Three of the founders of the house—three young men who took on extraordinary intellectual and political leadership at a young age—died young, one of cancer, one of heart disease, and one of an aneurysm. They were Don Ogilvie '68, '78MPPM, Armstead Robinson '68, and Glenn DeChabert '70. We want to raise an endowment for the House so that we can honor them with a living kind of memorial: a forum that encourages interaction among the various racial and ethnic groups on the campus.

 
Yale can get people outside their comfort zone, forming friendships and working together.

We want to counteract the natural tendency toward too much balkanization. People like to retreat to their comfort zone—but one of the great values of a place like Yale is to get people outside their comfort zone, forming friendships and working together. The Afro-American Cultural Center should be a leader in this effort. African Americans are the group that is most often accused of self-segregation. It’s very powerful for this group to take the lead in reaching out. And more than that, the House has always been a place where issues of diversity are freely raised and freely discussed. We have experience of what it means to be diverse.

There will be four parts to this living memorial. One will be a speaker series that brings some of the most important people of our time to the Yale campus to debate social issues. The debates of several decades ago between William F. Buckley Jr. and William Sloane Coffin turned into legend. We want to bring some of that magic back.

The second part will be basic training for leadership in a diverse world. It won’t be too long before there is no majority race and no majority group in this country: we are becoming a pluralistic society. You may think you are training at Yale for leadership. But how do you govern, how do you lead, in a diverse country and a diverse world if you spend your time in that comfort zone?

We’ll also underwrite “do something” missions. Students will go on missions during the summer and winter breaks and after graduation to help others, preferably in a culture new to them. But these will be group missions—small groups of people from different ethnic groups working together so that, to be effective, they have to learn from each other.
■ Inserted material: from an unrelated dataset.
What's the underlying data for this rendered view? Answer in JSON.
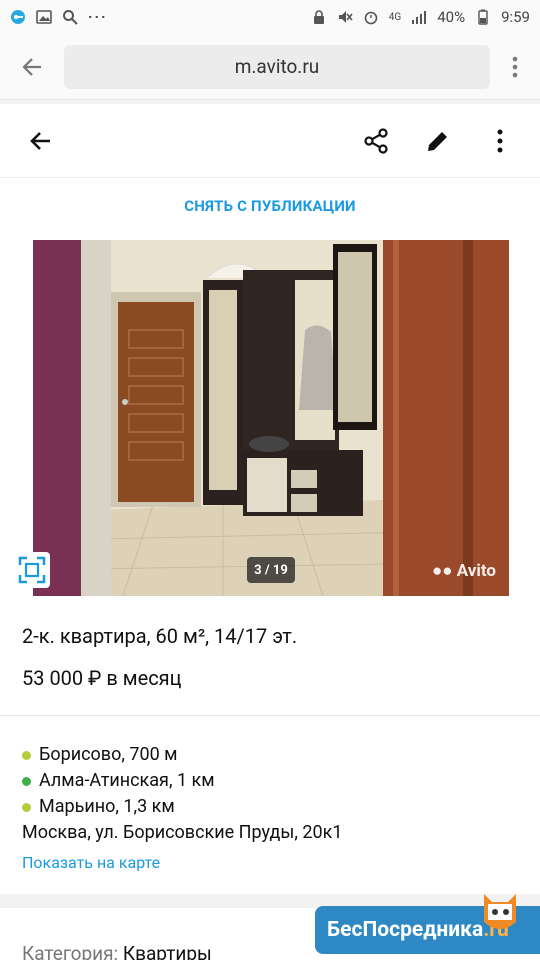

And finally, we want to sponsor ad hoc discussion groups within the colleges. Often, people live together as students and like each other, but they don’t talk about anything of substance. This is a waste of the opportunities at Yale. We want to get them talking and learning from each other.

The leaders who step forward in any racial or ethnic group today will need to have these kinds of skills. This is the right role for the House, and it is exactly the right memorial for our founders.  the end

 
 

 

 

 

 

 

Armstead Robinson

Armstead Robinson ’68 (1947–95)

a co-founder of BSAY and the House; later a historian at the University of Virginia

“There’s a fundamental contradiction between being black and being at Yale. Yale by definition is white; in many respects it is the epitome of whiteness. … What you find among blacks is a determination to change the Yale environment to the degree that other blacks can find it more hospitable than it was when you got here.”

 

 

 

 

 

 

 

Glenn DeChabert

Glenn DeChabert ’70 (1949–94)

a House co-founder and BSAY moderator; later a telecommunications attorney

“The majority of the black students here come from a home environment that is a black one, and they come into a home environment here that is a white one. So from the outset they’re confronted with problems simply by having to deal with a different kind of environment than they’ve dealt with for the past 19 years. … Black students have to let it be known they have a cultural identity of their own; the problem is using their identity as a positive force in terms of what they consider to be the negative force of the white cultural identity at Yale.”